I wanted to cut all the grass in the quince garden as there are good bulbs at the base of the bank. Camassias. So that was where I started. But the curse of the strimmer is you get such great results. And then notice just how much you really need to do.
I finished the quince bank (never easy on a steep slope) and wanted to head up to the top of the bank and work my way along and down. But was wisely hauled inside for a cup of tea and a sit down. I’m not strong enough yet for a full on strimming session.
So it was raking and weeding for the rest of the day. And moving some euphorbias about in the shade garden. And playing with Artur.
Oh yes, and entertaining the horse. I was weeding and feeding the hedge which borders our property from Jean Daniel’s.
So Ulysse came trotting over for an apple and then spent a good half hour standing right above me as I worked.
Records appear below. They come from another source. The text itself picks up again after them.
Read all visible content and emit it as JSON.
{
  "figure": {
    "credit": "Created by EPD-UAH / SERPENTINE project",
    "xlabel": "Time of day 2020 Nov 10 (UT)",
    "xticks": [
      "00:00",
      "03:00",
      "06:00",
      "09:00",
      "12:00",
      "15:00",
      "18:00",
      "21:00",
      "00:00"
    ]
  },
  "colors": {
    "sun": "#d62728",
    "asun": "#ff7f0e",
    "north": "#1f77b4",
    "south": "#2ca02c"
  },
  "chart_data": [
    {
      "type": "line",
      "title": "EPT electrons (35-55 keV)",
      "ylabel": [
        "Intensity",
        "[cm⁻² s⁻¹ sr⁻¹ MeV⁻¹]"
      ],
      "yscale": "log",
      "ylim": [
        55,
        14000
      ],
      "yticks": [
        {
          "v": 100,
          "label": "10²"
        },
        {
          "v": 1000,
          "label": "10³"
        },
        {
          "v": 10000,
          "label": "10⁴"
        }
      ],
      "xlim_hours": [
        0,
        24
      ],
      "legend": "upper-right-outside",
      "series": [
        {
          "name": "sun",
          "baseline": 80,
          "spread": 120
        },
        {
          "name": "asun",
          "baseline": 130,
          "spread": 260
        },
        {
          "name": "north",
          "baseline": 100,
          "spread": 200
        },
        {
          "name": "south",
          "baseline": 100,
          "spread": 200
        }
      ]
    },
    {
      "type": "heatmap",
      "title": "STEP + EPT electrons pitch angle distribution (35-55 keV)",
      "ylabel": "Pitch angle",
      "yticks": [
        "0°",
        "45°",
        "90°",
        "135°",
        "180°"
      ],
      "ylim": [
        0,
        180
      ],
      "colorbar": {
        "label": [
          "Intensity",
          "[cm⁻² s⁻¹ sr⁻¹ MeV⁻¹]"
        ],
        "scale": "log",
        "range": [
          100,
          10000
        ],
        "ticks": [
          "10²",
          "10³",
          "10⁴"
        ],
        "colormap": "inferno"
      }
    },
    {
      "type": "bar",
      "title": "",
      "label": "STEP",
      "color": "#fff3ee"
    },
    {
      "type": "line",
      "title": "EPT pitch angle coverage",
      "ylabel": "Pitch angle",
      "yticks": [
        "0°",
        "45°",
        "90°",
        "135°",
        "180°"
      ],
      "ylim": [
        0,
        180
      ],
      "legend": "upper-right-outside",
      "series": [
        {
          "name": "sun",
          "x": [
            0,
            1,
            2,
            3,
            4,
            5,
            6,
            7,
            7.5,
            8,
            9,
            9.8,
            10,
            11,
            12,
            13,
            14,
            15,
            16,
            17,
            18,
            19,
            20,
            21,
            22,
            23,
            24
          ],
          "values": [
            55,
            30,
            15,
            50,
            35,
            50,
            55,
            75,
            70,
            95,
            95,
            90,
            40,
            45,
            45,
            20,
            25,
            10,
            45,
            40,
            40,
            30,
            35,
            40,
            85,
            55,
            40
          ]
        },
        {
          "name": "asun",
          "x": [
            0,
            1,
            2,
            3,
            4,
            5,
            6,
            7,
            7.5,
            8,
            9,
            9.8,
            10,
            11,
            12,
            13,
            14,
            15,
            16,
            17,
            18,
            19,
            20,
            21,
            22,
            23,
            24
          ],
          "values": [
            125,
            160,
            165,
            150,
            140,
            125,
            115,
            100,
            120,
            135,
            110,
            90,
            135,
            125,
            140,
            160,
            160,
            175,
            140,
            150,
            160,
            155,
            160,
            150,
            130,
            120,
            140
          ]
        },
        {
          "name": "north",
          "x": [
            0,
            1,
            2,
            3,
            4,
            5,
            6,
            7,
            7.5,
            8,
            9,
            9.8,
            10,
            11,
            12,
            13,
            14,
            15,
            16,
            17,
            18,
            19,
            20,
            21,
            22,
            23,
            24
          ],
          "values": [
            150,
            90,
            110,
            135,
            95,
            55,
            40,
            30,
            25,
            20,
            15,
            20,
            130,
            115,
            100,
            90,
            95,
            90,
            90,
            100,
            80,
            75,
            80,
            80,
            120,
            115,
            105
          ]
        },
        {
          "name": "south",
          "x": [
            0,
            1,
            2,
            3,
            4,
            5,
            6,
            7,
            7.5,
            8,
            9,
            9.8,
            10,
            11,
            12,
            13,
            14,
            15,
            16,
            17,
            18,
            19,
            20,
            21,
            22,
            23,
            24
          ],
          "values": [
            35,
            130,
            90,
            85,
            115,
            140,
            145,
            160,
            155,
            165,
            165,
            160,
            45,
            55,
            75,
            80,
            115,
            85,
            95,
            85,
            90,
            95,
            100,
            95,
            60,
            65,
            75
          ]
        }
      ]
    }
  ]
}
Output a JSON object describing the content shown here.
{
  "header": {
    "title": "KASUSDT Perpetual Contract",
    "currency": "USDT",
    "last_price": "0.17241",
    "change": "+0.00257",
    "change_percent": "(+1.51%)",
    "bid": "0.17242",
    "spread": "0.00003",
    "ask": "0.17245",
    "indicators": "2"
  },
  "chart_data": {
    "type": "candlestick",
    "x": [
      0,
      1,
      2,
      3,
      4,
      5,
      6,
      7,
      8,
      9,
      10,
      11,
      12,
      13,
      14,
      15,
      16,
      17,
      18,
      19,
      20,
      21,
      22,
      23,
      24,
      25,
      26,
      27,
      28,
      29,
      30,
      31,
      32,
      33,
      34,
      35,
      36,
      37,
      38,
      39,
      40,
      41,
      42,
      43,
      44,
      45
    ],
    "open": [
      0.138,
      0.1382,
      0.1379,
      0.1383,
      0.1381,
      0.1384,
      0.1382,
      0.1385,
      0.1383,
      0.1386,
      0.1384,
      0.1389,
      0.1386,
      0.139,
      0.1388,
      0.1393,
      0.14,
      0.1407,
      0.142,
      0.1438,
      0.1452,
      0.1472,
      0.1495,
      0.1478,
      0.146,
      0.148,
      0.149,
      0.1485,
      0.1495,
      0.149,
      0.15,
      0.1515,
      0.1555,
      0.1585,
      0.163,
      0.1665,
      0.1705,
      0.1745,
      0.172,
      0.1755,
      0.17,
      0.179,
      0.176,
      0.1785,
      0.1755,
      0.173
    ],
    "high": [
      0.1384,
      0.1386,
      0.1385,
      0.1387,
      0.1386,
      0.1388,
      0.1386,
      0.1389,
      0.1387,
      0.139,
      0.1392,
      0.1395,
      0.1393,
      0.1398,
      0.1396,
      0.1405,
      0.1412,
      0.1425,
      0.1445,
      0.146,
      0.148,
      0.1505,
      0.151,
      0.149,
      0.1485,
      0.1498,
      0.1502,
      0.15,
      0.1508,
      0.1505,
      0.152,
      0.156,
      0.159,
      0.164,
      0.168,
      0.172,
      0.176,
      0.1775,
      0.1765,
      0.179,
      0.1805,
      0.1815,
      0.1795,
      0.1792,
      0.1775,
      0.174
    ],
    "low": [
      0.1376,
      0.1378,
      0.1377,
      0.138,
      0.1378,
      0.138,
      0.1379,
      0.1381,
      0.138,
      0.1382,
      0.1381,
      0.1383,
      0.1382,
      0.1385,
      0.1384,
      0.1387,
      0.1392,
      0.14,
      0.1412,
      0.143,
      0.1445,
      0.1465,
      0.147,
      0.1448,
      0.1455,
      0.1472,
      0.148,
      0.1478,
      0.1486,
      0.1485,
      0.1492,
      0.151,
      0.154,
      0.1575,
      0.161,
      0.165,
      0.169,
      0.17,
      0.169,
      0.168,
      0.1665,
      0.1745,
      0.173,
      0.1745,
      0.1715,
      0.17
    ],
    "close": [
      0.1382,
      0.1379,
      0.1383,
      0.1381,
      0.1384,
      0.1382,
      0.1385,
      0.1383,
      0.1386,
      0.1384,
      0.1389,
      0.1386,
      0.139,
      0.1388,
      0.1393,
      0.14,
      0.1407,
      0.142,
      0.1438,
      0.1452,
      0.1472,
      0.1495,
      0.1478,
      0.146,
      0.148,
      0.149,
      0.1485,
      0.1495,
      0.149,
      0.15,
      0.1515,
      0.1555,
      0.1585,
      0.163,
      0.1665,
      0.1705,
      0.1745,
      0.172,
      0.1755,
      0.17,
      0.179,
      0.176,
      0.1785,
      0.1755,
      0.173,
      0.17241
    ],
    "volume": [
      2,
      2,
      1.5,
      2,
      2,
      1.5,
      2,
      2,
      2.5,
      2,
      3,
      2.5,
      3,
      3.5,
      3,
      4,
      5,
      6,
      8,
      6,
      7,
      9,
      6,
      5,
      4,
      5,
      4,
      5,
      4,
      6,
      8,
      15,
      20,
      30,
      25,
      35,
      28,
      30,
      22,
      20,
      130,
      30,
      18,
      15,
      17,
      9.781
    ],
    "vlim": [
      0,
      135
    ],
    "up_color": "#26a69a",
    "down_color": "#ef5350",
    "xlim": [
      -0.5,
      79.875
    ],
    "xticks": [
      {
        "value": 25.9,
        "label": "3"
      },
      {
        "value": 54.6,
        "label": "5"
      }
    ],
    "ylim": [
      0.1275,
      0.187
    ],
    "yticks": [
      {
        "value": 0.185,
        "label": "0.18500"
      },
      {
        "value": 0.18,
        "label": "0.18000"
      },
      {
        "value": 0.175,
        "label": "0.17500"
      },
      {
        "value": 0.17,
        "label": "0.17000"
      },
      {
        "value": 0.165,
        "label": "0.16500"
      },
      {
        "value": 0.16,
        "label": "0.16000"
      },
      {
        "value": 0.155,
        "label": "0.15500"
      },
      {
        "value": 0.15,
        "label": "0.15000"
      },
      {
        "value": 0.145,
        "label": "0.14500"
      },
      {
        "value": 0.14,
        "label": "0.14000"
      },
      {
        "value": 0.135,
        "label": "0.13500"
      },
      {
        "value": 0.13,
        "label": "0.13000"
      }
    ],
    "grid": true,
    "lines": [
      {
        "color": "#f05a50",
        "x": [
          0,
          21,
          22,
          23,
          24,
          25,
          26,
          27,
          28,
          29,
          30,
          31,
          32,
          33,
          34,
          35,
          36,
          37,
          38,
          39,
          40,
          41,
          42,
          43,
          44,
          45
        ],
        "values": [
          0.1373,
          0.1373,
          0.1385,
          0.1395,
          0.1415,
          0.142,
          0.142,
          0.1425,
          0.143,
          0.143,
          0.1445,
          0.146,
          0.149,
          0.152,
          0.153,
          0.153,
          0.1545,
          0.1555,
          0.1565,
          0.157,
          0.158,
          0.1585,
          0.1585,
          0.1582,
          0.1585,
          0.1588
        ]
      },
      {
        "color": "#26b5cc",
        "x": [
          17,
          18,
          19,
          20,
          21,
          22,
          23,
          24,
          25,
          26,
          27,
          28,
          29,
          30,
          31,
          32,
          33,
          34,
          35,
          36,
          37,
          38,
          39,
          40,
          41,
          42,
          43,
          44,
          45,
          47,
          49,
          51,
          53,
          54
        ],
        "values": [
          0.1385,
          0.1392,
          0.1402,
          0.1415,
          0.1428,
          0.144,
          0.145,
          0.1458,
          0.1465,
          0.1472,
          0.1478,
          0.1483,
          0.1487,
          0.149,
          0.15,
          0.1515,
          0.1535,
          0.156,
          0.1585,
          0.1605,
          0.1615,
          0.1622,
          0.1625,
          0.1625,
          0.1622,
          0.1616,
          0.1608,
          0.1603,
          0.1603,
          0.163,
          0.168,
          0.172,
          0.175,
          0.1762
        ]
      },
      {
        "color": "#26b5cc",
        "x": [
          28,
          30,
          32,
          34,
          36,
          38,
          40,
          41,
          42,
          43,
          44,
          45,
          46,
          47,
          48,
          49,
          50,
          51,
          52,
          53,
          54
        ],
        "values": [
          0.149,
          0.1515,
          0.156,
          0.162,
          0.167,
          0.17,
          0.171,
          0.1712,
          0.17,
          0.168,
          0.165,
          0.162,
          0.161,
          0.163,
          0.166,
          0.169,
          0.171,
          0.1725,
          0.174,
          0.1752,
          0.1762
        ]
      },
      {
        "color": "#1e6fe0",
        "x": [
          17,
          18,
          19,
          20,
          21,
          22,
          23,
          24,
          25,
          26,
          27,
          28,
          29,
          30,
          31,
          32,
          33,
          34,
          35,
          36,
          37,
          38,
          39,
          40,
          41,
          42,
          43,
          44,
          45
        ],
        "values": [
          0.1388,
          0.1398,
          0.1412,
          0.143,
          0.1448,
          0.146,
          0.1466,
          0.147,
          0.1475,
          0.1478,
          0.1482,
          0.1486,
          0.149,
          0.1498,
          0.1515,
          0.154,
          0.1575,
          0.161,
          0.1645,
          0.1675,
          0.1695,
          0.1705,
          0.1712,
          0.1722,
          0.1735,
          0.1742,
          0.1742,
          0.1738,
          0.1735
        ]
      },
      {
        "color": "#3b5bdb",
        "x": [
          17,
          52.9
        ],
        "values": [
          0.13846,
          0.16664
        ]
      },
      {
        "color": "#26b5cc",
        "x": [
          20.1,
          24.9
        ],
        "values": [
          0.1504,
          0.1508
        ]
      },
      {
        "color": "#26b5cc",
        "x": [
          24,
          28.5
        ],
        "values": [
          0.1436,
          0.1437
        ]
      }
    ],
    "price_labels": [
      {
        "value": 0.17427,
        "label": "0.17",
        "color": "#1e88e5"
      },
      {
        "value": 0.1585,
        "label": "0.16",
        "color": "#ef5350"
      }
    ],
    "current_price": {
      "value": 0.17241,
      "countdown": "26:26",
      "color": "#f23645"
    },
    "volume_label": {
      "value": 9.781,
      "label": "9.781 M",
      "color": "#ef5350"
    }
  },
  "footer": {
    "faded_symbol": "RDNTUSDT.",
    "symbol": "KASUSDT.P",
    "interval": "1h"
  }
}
He must have been confused by my behaviour, but was mightily entertained. And I weeded the hedge. And then grabbed my exceptionally smelly organic garden food pellets and scattered a handful over each perfectly weeded hedging plant
And then as is the way with chores, I put off raking all the wonderful dead thatch that came out of the lower terrace below the pool strimming job. Here is a distant view of the worker doing a wonderful job.
It’s a huge long bank and requires a lot of patience.
I had planned to rake up the detritus straight away, but became distracted by chestnuts.
A sea of chestnuts.
There is a huge pile of them lapping the shores of the duck pond garden.
I started raking and collecting and ended up just piling them into enormous heaps for Dealing With Later.
And as I was picking them up from the base of the stone wall that sits at the top of the Duck Pond garden I had an idea.
Out came the chestnut burrs, the weeds and the recalcitrant brambles that always seem to clump near stone walls.
And with a quick rake over of the lovely rich soil I have decided to sow some seeds.
Not the wildflower mix which will be nearby all along the edge of the swimming pool garden, but verbena bonariensis seeds. If it all works I will be able to link the parts of the garden along this huge long line: potager, lawn garden, wildflower garden and duck pond.
But it’s very possible that the seeds won’t germinate (I’ll sow more in spring) and the weeds will invade. But it was a fun distraction from picking up strimmings.
But pick up I did. And had Artur to entertain me. He was playing some very complicated game with me while I worked. He neglected to tell me the rules but it seemed to involve ambushing me while I had a teetering pile of strimmings in the wheelbarrow and then leaping at me from the safety of the wall.
It was most diverting, if a bit alarming. Nothing like a flying rocket of fluff to make you drop your load.
By sunset the work was done and I repaired to a painkiller and a glass of bubbly. It’s only Christmas once a year.